Von Thomas Linßner 20.09.2013, 03:06

Weihnachten soll sie wieder erklingen, die alte Rühlmann-Orgel der Groß Rosenburger Kirche. Gegenwärtig erfährt sie, zerlegt in alle Einzelteile, eine aufwändige Restaurierung. Kostenpunkt: 51000 Euro.

GroßRosenburg l Wissen Sie, liebe Leser, was ein Kalkant ist? Nein? Dann kennen Sie auch keinen Kalkanten-Zug.

Doch der Reihe nach. Balgtreter war früher ein Helfer, der bei Orgeln durch das Bedienen der Bälge die Luftversorgung des Instruments sicherstellte. Dabei hielt er sich mit den Händen an zwei Holzstangen fest, um kraftvoll mit dem Füßen den Balg zu treten, um ihn mit Luft zu füllen. So wie man es beim Camping mit der "Schildkröte" machte, um die Luftmatratze aufzublasen.

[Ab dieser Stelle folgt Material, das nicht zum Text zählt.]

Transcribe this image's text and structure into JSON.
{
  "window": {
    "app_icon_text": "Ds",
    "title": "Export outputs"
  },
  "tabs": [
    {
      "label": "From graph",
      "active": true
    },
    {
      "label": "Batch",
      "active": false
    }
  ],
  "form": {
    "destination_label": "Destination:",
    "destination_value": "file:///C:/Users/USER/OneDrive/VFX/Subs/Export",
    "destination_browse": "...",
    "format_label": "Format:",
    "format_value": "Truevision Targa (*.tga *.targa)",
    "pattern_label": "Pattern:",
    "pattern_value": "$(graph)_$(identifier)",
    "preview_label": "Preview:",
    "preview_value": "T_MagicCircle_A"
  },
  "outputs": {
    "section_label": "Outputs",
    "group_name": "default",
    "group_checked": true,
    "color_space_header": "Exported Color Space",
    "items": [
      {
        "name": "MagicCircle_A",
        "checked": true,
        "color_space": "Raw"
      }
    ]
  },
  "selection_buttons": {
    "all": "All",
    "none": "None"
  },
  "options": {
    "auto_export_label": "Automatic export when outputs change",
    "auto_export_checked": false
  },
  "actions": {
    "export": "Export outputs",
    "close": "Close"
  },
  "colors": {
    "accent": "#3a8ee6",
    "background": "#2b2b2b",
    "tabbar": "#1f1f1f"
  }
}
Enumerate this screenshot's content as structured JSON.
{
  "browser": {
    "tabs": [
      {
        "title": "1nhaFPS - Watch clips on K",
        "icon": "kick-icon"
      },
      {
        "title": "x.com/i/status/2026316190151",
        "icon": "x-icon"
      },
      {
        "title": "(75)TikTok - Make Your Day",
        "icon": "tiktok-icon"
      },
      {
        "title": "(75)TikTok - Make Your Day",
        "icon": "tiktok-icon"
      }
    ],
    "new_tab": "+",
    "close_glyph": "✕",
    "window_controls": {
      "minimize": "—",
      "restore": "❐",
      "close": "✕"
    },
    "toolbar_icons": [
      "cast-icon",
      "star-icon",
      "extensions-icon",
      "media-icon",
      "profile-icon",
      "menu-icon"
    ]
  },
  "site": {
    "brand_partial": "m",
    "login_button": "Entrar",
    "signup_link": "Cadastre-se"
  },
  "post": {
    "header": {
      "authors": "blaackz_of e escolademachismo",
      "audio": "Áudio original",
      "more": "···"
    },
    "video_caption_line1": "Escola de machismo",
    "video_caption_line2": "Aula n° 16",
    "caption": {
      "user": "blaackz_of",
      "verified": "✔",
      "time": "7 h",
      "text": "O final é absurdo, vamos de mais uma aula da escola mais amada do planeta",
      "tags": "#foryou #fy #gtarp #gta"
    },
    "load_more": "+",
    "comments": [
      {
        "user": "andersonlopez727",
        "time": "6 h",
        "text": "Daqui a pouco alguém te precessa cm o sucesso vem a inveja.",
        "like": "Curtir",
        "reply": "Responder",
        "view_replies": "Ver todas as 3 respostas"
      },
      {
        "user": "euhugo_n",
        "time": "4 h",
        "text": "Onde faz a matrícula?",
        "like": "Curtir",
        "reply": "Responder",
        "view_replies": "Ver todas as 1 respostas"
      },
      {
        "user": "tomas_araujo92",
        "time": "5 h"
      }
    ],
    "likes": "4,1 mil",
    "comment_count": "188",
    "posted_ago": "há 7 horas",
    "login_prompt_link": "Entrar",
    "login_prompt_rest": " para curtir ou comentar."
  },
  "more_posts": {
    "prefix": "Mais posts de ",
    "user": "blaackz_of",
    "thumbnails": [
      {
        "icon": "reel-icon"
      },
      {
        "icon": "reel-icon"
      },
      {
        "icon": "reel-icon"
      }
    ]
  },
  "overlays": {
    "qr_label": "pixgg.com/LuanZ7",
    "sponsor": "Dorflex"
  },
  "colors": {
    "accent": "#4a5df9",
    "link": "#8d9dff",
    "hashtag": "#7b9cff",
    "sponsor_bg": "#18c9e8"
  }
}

Damit sich bei einsetzendem Spiel ausreichend Luft in der Windlade befand, gab es einen "Kalkantenruf". Der bestand aus einem Glöckchen, das der Organist vom Spieltisch über ein Seil betätigte. Wenn es bimmelte, wusste der Treter, dass bald Luft gebraucht wurde.

Durch Mangel an Wind entstehende Ton- und Lautstärkeschwankungen gehören seit dem Einsatz von Elektromotoren der Vergangenheit an, die die Arbeit des Kalkanten etwa seit den 1920er Jahren übernehmen.

Auf dieses vergessene Detail machte Andreas Lange aufmerksam, der zum vierköpfigen Trupp der Salzwedeler Orgelbauwerkstatt Jörg Dutschke zählt. Gegenwärtig repariert er den Doppelfaltenbalg, der (die Fachleute mögen diesen trivialen Vergleich verzeihen) wie eine Ziehharmonika wirkt und mit neuem Schafsleder versehen wird.

Und noch etwas Interessantes entdeckt man im stillen Kämmerlein hinter der Orgel: Dutzende Luftverantwortliche haben sich hier über Generationen verewigt. Hier war man unbeobachtet, wenn ein paar Meter weiter Gottes Wort verkündet wurde oder Bachs Toccata durch die Kirche donnerte.

In alle Einzelteile zerlegt

Nach Einschätzung der Orgelbauer sollen die Arbeiten bis Weihnachten abgeschlossen sein. Derzeit ist die Rosenburger Rühlmann-Orgel in all ihre Einzelteile zerlegt. Stellvertretend für seine Kollegen gesteht der Salzwedeler Guido Bahlke, "Rühlmann-Fan" zu sein. Eine Faszination für einen Konstrukteur, die auch Organisten wie der Brite Paul Derrett teilt, der auf der Barbyer Rühlmann-Orgel zwei furiose Konzerte gab.

Besonders klangschön

Groß Rosenburgs Orgel wurde 1895 von der namhaften Werkstatt Wilhelm Rühlmann unter der Opuszahl 170 in Zörbig gebaut. Sie hat 27 Register, rund 1500 Pfeifen und gilt als "besonders klangschönes Instrument". Die Gemeinde hatte bereits vor 11 Jahren wegen einiger "kleiner Macken" für die Reparatur eine Spendensammlung angeschoben. In einer Voruntersuchung wurde dem Instrument ein "verhältnismäßig guter Zustand" bescheinigt, aber infolge mangelnder Pflegemaßnahmen schleichende Schäden attestiert: Verschmutzung, Anobienbefall, defekte Membranen, verschlissener Doppelfaltenbalg.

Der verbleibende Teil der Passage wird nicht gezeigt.